Czechia: The functional currency in accounting rules as of 1 January 2024

Business units are newly given the option to keep their accounts in a foreign currency, provided that that currency is to them what is known as ‘functional currency’. What might make a company decide to change the currency in which they keep accounts?

Companies newly have the option to keep their accounts in a foreign currency (i.e., more specifically, in euros, U.S. dollars, or pound sterling), as long as the foreign currency is to them a functional currency. This term is defined as the monetary unit of account of the principal economic environment in which an economic entity operates. The concept of functional currency has its origins in the International Financial Reporting Standards (IFRS). The change of accounting currency, if desired, can only be performed as at the first day of the financial year.

It is already fairly clear who can perform the change, and what criteria apply in determining the functional currency. But why should a company decide to change its accounting currency?

The key benefit of introducing the functional currency lies in the fact that both realized and unrealized foreign exchange rate gains and losses are essentially being eliminated. The concept of foreign currencies and fx rate gains and losses remains in place. The Czech crown then works as a foreign currency. If the company belongs to an international group, introducing the same functional currency across the group makes preparing internal group reports and consolidated financial statements much easier.

However, tax laws have not adequately been adjusted to reflect the amendment to the Accounting Act.
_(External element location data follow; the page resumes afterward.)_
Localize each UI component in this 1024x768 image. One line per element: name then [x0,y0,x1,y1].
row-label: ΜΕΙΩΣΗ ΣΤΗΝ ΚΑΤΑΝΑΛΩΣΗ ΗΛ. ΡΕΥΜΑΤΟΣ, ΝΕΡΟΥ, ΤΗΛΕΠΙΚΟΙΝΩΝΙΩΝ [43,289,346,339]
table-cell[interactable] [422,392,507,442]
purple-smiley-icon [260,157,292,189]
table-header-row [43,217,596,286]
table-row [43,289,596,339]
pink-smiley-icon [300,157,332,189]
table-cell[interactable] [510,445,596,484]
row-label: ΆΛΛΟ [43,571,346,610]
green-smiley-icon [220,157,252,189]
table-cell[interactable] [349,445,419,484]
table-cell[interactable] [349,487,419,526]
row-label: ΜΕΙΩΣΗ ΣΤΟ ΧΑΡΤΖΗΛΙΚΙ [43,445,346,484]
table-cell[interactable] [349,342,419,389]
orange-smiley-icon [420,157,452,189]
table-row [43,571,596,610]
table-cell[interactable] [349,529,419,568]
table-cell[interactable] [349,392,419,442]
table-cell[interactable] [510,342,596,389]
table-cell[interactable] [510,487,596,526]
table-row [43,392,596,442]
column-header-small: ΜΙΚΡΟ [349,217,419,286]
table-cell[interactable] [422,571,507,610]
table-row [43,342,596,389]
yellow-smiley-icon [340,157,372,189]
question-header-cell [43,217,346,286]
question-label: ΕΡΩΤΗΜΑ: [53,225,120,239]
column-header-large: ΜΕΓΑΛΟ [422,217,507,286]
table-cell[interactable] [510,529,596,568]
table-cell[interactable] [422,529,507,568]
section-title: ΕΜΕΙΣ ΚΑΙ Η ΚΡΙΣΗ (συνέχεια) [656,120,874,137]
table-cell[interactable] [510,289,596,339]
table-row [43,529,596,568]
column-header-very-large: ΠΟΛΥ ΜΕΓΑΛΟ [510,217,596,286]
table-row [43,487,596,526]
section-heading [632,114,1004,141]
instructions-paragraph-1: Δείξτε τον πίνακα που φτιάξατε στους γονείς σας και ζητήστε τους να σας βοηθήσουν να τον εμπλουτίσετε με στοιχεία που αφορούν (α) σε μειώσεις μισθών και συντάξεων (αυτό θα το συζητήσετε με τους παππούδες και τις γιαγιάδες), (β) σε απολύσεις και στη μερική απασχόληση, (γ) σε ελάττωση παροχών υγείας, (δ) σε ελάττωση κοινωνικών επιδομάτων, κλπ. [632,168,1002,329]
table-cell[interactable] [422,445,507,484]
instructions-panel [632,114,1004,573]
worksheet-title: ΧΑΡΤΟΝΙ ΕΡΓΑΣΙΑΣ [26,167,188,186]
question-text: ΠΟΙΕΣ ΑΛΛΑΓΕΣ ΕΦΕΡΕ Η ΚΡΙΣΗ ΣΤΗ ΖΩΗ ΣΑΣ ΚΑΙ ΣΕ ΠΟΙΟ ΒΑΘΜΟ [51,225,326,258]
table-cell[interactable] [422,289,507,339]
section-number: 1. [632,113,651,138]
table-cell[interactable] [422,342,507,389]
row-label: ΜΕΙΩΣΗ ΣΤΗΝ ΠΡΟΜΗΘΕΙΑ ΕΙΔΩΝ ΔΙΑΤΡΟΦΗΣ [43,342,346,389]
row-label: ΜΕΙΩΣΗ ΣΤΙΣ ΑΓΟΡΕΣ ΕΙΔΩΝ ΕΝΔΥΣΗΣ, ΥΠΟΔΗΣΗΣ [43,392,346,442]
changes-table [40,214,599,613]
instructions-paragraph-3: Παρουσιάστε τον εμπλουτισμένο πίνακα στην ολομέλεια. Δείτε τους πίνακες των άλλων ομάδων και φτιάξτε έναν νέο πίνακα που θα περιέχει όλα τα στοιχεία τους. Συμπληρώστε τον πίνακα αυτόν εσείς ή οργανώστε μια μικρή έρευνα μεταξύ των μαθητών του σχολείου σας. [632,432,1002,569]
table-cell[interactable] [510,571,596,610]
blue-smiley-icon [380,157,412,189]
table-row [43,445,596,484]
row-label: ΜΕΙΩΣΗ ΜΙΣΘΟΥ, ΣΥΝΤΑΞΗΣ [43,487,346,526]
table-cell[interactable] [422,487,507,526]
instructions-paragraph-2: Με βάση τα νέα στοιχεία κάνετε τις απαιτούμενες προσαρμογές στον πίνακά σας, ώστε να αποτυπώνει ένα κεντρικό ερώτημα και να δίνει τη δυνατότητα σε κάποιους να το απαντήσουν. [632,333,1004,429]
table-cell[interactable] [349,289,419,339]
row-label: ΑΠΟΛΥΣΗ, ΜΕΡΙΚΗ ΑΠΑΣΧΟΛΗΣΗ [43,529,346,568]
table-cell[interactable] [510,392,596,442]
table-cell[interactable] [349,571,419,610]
VAT records must still be kept in Czech crowns and VAT be paid in Czech crowns, and other taxes, too, are assessed and paid in the Czech national currency (notably wage tax, health insurance and social security).

The calculation of corporate income tax will be based on the earnings expressed in foreign currency. For now, public administration has not provided any form that could be filled in using foreign currency, which is why all values must be converted to Czech crowns using the balance-date exchange rate of the Czech National Bank (ČNB).

Corporate income tax can be paid in crowns or in foreign currency. Here, exchange rate differences will not result in arrears or overpayment (i.e., no claim for a refund arises either).

The same kind of currency conversion also awaits the various thresholds / criteria currently used in Czech-law taxation and accounting. If the currency in which a company does keep its accounts is not the Czech national currency, then the criteria expressed in Czech crowns e.g. for categorizing various types of company or the threshold which determines whether a company must have its financial statements audited must be converted using the foreign exchange rate for the accounting currency published by the ČNB for the last day of the immediately preceding financial year.